Keeping on keeping on
For someone who felt as though she never moved, I seem to have picked up that habit. Dear Husband passed away January, 2019. The house I loved is much to large for me to keep up so I made the decision to move from a 3-bedroom/1 1/2 bath with a lovely front and back yard to a one-bedroom apartment. Much of my things are still in a storage unit, which is costing me an arm and a leg. However, I also totaled the car and then voluntarily gave up driving. It has been a real challenge not being able to just hop in a car and bring home a box or 2. Additionally, the COVID-19 restrictions have made it tricky to ask friends to venture out and bring things here. Eventually, I keep telling myself......
Living alone is a love/hate thing for me.
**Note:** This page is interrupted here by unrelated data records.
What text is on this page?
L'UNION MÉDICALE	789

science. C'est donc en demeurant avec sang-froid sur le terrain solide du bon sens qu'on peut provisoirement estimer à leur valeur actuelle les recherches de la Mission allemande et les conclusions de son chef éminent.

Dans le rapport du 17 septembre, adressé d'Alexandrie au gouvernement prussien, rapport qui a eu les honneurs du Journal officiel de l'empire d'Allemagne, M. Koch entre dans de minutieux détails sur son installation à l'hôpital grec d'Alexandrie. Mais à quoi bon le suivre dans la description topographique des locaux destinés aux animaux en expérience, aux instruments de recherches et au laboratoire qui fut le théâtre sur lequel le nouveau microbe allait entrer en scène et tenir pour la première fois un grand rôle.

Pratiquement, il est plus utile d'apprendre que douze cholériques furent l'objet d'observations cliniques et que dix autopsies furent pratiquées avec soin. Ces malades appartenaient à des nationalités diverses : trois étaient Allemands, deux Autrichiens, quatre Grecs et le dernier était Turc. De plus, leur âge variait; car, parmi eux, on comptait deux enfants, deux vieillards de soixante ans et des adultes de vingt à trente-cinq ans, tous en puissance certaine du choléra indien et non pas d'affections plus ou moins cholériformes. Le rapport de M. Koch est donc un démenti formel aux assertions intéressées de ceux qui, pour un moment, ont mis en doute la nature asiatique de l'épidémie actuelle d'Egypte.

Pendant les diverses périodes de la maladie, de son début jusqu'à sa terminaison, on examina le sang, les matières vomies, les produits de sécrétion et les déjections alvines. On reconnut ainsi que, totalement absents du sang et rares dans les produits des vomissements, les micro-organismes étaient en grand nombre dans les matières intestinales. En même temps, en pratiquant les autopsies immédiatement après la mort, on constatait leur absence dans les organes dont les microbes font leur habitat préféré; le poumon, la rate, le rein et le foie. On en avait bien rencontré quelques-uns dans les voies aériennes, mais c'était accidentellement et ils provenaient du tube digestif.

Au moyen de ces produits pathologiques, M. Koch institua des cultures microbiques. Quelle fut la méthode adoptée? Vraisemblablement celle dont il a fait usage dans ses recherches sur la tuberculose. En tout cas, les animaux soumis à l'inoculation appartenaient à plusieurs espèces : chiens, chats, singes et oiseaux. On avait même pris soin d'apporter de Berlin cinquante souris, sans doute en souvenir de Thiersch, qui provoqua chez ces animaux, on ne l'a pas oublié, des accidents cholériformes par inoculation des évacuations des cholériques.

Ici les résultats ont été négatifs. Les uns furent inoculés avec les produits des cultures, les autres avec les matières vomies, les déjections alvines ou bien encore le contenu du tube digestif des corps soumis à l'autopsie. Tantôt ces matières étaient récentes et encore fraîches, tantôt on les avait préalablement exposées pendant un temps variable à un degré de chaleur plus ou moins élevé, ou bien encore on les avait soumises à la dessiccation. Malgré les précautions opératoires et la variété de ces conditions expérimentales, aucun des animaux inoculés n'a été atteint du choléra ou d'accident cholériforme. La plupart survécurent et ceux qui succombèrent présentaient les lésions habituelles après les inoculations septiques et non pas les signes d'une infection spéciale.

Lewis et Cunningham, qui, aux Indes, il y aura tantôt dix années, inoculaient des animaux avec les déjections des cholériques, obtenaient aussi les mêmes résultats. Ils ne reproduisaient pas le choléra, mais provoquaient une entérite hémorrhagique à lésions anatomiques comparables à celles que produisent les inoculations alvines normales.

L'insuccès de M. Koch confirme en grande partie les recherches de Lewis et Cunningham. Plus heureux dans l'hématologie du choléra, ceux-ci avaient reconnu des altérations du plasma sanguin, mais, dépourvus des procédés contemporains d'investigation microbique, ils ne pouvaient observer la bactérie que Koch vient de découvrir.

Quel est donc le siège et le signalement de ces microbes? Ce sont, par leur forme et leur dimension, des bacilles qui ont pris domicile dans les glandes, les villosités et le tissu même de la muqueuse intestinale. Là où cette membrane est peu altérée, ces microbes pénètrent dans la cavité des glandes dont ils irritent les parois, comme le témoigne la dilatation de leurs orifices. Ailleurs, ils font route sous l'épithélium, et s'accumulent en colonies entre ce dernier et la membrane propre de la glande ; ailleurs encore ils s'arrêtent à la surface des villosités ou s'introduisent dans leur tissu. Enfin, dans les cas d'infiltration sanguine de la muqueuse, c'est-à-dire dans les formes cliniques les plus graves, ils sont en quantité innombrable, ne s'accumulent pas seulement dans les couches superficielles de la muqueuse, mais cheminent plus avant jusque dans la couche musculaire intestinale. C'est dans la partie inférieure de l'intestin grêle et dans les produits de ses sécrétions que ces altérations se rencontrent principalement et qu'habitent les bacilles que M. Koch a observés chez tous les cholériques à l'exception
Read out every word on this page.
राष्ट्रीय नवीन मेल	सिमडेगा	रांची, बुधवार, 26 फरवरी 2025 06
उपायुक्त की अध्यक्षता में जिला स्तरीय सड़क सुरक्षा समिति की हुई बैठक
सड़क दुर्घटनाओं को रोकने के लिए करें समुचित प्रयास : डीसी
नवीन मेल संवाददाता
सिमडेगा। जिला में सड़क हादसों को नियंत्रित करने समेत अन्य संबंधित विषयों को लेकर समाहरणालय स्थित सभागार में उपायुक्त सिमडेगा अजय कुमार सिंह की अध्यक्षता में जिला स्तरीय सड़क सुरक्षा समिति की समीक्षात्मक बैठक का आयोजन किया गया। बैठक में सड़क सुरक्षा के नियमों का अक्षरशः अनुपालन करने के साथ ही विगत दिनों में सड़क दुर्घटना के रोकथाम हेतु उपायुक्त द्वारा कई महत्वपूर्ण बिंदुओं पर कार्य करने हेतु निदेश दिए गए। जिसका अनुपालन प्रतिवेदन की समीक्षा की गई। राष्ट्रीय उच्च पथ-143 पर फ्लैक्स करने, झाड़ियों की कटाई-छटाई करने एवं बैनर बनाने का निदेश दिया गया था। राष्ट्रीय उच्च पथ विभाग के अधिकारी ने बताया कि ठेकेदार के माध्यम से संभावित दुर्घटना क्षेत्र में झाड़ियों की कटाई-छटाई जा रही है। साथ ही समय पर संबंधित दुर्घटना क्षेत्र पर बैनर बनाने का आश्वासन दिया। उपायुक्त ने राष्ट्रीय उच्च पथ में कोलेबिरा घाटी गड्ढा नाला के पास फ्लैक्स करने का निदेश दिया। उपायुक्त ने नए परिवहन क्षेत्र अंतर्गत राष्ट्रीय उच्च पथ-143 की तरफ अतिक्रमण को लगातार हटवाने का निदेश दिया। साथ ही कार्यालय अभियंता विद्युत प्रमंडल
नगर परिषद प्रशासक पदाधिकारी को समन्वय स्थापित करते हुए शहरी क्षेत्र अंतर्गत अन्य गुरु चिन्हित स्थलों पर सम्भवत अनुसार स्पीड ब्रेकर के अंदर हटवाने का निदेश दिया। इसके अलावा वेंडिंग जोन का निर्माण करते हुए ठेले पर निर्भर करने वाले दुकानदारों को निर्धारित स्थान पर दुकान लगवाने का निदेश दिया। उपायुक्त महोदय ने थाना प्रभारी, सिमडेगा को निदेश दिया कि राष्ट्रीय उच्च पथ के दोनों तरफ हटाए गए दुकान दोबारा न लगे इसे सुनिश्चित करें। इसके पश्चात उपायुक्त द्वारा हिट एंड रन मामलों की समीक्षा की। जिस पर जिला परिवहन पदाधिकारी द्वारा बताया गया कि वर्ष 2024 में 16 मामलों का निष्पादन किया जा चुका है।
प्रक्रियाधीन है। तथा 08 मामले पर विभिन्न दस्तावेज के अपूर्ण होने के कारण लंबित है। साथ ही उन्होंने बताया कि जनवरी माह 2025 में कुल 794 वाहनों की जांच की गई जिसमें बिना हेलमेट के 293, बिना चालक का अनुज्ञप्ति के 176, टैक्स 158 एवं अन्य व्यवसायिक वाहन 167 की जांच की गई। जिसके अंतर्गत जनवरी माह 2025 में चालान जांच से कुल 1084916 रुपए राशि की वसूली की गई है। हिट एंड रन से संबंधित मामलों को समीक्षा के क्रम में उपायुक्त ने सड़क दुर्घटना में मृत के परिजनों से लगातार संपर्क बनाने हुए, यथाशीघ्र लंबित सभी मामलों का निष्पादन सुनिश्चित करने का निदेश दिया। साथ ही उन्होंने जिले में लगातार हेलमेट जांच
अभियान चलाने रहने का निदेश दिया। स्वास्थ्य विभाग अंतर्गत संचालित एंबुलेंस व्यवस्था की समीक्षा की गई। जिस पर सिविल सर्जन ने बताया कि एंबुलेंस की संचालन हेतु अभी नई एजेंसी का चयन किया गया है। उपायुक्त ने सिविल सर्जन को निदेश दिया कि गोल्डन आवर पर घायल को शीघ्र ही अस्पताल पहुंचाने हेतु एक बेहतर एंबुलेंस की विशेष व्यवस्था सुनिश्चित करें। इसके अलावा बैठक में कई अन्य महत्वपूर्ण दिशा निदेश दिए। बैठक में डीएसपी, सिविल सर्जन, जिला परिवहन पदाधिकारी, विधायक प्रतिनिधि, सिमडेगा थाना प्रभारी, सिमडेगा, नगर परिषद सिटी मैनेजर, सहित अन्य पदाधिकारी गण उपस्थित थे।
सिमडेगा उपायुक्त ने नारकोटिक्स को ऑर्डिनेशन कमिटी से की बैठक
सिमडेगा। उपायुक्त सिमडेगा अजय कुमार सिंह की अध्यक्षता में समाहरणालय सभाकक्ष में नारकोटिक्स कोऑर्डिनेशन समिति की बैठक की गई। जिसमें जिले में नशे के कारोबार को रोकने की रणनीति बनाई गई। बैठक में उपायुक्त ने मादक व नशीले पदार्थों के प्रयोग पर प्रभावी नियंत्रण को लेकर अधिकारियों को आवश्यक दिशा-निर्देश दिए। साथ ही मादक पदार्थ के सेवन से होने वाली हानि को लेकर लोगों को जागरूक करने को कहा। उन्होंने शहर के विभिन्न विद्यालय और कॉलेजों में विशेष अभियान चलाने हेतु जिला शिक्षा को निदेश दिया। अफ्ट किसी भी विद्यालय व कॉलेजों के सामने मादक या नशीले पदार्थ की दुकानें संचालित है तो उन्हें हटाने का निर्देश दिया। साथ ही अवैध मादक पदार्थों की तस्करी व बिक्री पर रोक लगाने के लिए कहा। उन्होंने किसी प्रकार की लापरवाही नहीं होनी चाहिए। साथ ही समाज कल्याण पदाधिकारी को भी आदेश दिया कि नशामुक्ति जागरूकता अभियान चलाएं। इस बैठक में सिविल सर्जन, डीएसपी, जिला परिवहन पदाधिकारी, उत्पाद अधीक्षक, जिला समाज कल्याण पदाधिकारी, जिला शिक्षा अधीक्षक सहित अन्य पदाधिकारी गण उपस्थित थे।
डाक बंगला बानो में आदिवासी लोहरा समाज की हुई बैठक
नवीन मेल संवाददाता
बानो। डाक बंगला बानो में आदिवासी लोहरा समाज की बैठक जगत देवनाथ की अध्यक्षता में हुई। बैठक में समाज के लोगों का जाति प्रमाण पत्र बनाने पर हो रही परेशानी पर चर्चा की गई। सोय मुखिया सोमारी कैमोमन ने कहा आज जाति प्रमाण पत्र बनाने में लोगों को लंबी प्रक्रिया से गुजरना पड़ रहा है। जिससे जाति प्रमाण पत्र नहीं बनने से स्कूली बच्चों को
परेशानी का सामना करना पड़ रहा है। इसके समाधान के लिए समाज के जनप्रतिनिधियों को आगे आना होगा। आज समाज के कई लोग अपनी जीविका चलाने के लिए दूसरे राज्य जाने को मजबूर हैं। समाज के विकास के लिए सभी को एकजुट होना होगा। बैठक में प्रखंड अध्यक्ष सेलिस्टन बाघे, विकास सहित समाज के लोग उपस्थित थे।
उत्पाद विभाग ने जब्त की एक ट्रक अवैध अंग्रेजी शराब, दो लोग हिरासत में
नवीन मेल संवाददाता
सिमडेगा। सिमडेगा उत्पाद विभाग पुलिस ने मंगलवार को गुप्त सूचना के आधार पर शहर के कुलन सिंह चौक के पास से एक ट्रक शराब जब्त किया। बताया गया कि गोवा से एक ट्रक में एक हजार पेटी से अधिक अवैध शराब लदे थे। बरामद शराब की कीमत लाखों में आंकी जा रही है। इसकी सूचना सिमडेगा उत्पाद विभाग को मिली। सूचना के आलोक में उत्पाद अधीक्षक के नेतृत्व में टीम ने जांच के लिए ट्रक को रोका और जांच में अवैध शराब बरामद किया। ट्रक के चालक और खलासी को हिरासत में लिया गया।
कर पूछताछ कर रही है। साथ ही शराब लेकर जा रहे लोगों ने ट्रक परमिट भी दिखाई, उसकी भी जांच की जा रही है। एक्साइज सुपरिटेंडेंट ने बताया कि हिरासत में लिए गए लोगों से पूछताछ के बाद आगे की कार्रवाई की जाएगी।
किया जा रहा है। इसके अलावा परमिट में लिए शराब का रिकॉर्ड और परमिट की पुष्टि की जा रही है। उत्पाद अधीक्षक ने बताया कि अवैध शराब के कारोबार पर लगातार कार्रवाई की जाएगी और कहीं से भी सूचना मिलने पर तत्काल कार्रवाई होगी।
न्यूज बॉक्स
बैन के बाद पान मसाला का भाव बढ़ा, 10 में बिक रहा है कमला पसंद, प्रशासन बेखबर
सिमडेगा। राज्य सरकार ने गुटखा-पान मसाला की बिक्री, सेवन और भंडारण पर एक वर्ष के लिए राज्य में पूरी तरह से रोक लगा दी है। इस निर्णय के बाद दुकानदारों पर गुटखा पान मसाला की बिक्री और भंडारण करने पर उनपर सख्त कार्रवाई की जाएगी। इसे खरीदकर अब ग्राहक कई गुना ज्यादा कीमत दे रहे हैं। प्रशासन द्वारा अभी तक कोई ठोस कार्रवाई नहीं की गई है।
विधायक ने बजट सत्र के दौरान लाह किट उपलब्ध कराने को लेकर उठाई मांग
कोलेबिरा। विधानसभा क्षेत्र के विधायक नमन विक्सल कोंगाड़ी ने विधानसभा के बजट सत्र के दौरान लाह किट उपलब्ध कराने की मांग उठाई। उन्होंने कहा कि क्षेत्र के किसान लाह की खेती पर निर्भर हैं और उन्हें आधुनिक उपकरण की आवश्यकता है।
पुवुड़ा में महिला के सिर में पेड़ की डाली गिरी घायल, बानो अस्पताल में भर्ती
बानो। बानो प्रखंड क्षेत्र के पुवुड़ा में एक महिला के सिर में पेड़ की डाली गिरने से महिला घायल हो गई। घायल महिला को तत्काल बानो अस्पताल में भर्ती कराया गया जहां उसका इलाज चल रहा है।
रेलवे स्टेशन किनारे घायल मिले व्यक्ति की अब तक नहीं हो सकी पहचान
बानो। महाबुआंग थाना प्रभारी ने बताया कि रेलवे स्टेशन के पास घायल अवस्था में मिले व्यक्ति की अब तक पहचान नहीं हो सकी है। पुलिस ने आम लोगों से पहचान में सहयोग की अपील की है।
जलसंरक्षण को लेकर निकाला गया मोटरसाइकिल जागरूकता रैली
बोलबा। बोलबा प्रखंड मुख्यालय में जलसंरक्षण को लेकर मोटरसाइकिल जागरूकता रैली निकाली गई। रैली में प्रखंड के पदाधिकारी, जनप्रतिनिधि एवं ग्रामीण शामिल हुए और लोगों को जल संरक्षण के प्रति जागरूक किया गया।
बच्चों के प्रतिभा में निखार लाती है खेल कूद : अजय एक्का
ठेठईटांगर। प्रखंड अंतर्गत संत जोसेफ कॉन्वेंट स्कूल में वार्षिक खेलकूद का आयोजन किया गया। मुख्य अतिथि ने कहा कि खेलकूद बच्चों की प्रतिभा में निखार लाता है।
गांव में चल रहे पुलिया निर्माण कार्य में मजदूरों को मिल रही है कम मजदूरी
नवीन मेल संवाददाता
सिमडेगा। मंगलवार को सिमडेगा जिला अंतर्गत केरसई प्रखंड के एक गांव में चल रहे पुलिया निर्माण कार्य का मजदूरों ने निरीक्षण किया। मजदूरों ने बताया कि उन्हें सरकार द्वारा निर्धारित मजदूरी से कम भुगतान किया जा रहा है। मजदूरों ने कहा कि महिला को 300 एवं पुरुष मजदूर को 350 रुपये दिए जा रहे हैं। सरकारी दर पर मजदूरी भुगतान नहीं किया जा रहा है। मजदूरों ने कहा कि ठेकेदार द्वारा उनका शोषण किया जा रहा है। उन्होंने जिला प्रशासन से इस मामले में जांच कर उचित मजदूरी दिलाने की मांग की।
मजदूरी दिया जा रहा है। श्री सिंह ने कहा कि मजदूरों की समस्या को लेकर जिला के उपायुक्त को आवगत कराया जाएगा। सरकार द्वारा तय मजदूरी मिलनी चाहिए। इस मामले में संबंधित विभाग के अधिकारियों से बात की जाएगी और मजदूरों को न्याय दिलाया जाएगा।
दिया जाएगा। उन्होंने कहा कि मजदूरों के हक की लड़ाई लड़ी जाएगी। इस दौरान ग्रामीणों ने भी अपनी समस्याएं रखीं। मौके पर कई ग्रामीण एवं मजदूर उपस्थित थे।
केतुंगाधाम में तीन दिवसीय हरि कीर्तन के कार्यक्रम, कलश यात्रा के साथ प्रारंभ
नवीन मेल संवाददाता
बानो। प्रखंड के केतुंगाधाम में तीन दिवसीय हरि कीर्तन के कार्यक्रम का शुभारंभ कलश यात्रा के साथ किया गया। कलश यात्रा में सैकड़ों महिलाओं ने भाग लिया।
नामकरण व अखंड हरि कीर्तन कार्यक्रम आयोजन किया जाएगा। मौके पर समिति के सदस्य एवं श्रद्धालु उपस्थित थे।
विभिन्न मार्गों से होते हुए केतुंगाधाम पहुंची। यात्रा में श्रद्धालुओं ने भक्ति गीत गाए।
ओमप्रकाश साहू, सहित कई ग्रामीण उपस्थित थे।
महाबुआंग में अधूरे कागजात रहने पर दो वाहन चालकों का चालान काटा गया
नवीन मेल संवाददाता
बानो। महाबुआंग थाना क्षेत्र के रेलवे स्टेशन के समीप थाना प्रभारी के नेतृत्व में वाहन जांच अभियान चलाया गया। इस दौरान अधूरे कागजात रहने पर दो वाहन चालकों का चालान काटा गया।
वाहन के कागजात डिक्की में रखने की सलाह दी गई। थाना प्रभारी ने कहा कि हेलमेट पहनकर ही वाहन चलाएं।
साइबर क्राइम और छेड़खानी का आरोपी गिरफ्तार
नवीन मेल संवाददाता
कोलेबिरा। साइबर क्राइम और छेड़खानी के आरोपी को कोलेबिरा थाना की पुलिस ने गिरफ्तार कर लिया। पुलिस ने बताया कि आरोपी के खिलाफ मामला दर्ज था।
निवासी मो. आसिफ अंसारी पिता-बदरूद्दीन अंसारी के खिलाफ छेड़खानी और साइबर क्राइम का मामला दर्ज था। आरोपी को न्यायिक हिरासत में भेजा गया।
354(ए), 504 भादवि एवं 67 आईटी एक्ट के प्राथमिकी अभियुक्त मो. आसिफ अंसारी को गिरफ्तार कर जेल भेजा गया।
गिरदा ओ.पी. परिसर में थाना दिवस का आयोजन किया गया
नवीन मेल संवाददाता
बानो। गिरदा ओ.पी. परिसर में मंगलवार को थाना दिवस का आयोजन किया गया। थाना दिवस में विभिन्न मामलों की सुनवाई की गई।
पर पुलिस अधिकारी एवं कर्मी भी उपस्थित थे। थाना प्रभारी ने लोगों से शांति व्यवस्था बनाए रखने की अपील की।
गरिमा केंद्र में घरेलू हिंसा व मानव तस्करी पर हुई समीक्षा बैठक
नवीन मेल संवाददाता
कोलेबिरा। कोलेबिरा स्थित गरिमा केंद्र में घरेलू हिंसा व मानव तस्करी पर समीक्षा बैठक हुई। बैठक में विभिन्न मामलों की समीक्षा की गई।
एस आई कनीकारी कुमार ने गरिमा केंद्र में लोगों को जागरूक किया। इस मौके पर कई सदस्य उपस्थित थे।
I lived alone for many years during and after college, but DH and I were married 43 years, and having my Champion by my side was comforting and fun. I miss just hanging out with him. On the other hand, I can't complain about anyone else's messes, can I? Not many places to hide the junk in 750 sq feet. I have learned to purge and keep purging. Thankfully, I found a good home for many of my Church Resource books. That same person is happy to take much of my collection of old books--from 1920s to ?? They are a gift to her, as she is like another daughter to me. Much of my quilting material and quilting frame have gone to Church friends who can still hold a needle. Being able to thread a needle even with the aide of glasses and a magnifiying glass is frustrating. I was always afraid of this Arthritis which afflicted my grandmother and mother. Yep, time passes and so do talents. I spend my days documenting the stories of my Ancestors and our family through Geneology and scrapbooking.